El colectivo de alcaldes solicitaba reformar la ley de urbanismo para evitar gravar a los vecinos con cargas inasumibles que empeorarían el problema. Es decir, se reconoce un problema legal, que correspondía solucionar a la Administración, y que, hasta ahora, es decir, en muchos casos, sesenta años después nadie ha resuelto y legalmente tampoco se le dio solución.

En Catalunya existen 1.433 urbanizaciones identificadas, en el Catálogo de 2015, de las cuales 730 presentan déficits urbanísticos. Además, la Generalitat ha anunciado una línea de colaboración financiera para mejorar urbanizaciones con déficits de servicios. El comunicado del Govern reconoce que muchas urbanizaciones se promovieron en los años sesenta, setenta e inicios de los ochenta sin planeamiento adecuado, sin gestión urbanística suficiente o sin servicios básicos, y que el problema se agrava por la conversión de segundas residencias en primeras residencias.

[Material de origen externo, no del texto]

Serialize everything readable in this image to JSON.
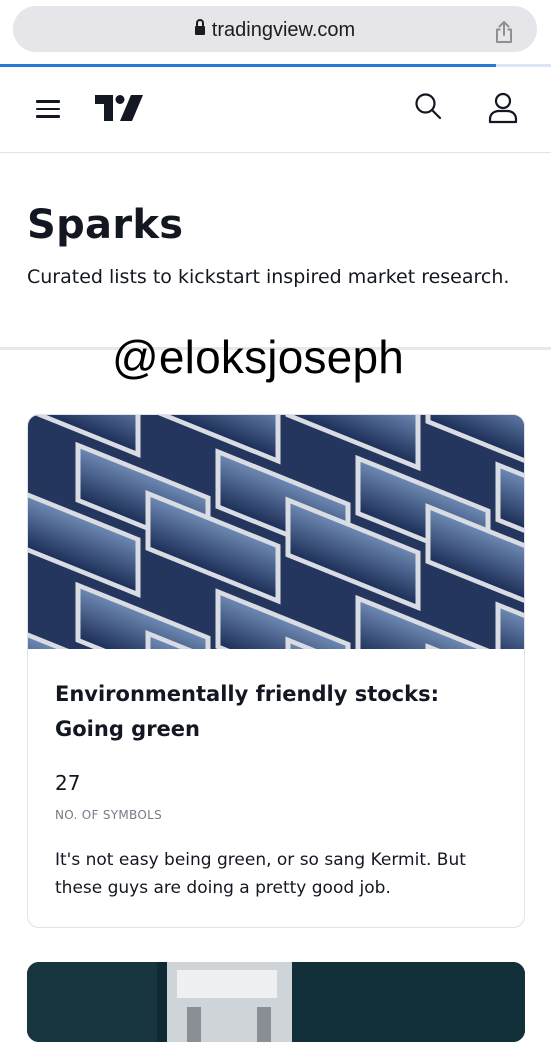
{
  "browser": {
    "url": "tradingview.com",
    "lock_icon": "lock-icon",
    "share_icon": "share-icon",
    "load_progress": 0.9
  },
  "header": {
    "menu_icon": "hamburger-icon",
    "logo_icon": "tradingview-logo",
    "search_icon": "search-icon",
    "user_icon": "user-icon"
  },
  "hero": {
    "title": "Sparks",
    "subtitle": "Curated lists to kickstart inspired market research."
  },
  "watermark": "@eloksjoseph",
  "cards": [
    {
      "title": "Environmentally friendly stocks: Going green",
      "count": "27",
      "count_label": "NO. OF SYMBOLS",
      "description": "It's not easy being green, or so sang Kermit. But these guys are doing a pretty good job."
    }
  ],
  "colors": {
    "accent": "#2a78d6",
    "text": "#131722",
    "muted": "#787b86"
  }
}
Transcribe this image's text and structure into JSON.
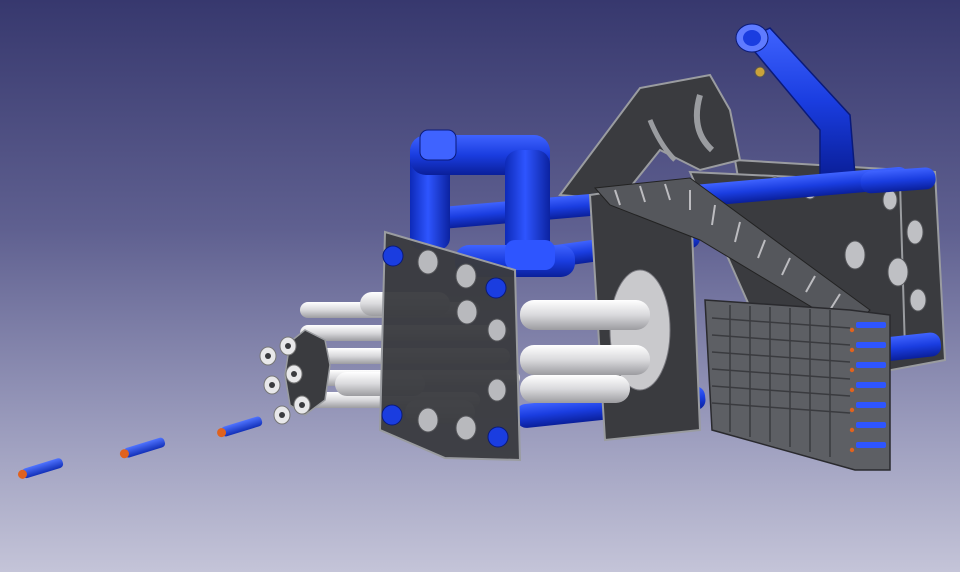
{
  "viewport": {
    "background_top": "#37386e",
    "background_bottom": "#c4c4d8"
  },
  "model": {
    "colors": {
      "frame_plate": "#3a3b3f",
      "frame_edge": "#9a9ca0",
      "pvc_blue": "#1a3de0",
      "pvc_blue_highlight": "#5f7bff",
      "barrel_white": "#e8e8ea",
      "magazine_gray": "#6d6f73",
      "dart_tip": "#e0621e"
    },
    "parts": [
      "front-frame-plate",
      "rear-frame-plates",
      "air-pipe-assembly",
      "barrel-cluster",
      "ammo-belt",
      "dart-magazine",
      "projectile-darts"
    ]
  }
}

Este reconocimiento no equivale automáticamente a responsabilidad patrimonial, pero sí permite construir una tesis fuerte: la Administración conoce el problema, lo ha catalogado, ha identificado déficits y, pese a ello, muchos ayuntamientos han seguido cobrando impuestos, tasas, contribuciones o cuotas sin prestar servicios municipales básicos o sin culminar los deberes de recepción, conservación, urbanización o disciplina urbanística. .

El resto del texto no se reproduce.